If you’re an Environmental Science or Studies major at UNC-Chapel Hill, you’re required to complete a capstone project in order to graduate. Its purpose is to provide an introduction to the “real-world” and allow students to work in small groups with community partners on something that interests them. For my capstone, I worked with the county’s water and solid waste organization, the Orange Water and Sewage Authority (OWASA), to research alternatives to the land application of sewage sludge. Working in a group with seven other environmental students, we toured OWASA to learn about the production of sludge, went to local government meetings to understand the politics of sludge, read scientific literature on the subject of sludge, and interviewed community members involved with raising awareness about sludge.
By approaching the topic through political, economic, societal, and environmental lenses, we were able to present the community and OWASA our findings on alternatives as well as with current perspectives on the issue. Our capstone ended along with the semester, and while there’s probably little chance anyone will ever read our 100 page report, the experience working with OWASA and with my group members will be applicable for the rest of my life.

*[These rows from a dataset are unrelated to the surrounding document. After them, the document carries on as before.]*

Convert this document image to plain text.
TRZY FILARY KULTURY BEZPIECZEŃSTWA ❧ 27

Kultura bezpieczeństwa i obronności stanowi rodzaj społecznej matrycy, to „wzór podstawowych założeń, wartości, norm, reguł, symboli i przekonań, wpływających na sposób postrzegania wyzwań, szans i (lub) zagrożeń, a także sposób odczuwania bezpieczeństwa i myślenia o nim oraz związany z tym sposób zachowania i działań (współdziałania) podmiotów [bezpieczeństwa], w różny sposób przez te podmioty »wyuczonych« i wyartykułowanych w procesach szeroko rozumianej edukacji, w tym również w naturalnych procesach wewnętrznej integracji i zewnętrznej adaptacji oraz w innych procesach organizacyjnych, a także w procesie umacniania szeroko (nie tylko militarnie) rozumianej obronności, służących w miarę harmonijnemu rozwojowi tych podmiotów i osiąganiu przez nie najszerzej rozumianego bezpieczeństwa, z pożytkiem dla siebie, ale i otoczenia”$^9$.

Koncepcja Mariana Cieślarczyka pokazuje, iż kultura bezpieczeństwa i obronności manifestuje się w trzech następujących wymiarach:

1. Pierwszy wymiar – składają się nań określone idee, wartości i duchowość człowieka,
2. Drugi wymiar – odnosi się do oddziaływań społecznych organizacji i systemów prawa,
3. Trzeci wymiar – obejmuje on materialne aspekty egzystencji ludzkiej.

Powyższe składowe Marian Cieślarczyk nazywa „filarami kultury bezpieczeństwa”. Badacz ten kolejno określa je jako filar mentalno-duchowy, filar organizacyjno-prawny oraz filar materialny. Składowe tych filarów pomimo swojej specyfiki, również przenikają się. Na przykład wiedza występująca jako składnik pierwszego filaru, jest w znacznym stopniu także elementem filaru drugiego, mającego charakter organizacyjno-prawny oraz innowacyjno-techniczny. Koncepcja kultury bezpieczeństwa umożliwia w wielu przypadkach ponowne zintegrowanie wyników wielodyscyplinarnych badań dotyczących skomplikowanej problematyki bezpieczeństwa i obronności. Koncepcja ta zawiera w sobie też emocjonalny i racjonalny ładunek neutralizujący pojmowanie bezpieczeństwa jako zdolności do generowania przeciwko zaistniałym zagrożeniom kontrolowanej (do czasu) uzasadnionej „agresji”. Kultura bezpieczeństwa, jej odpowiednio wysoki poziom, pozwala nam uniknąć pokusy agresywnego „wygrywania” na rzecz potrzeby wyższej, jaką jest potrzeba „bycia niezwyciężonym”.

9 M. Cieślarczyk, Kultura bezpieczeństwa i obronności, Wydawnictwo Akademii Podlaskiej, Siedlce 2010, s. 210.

However, a capstone produced by the Albemarle Ecological Field Site (AEFS) on perceptions of Sea Level Rise (SLR) on the coast of North Carolina is still making its way around the state. Taylor Crabtree, a senior Environmental Studies Major, was part of the ten member team responsible for designing, issuing, and analyzing a sociological survey to understand what people in the Outer Banks community were thinking about SLR. Since the fall of 2008, Taylor and other members have presented the capstone report five times to various interested communities across the state. The most recent presentation was for the North Carolina Association of Educators (NCAE), whose conference focus this year was SLR. To me, this is what a capstone is supposed to be–an accessible and practical piece of information for the surrounding community.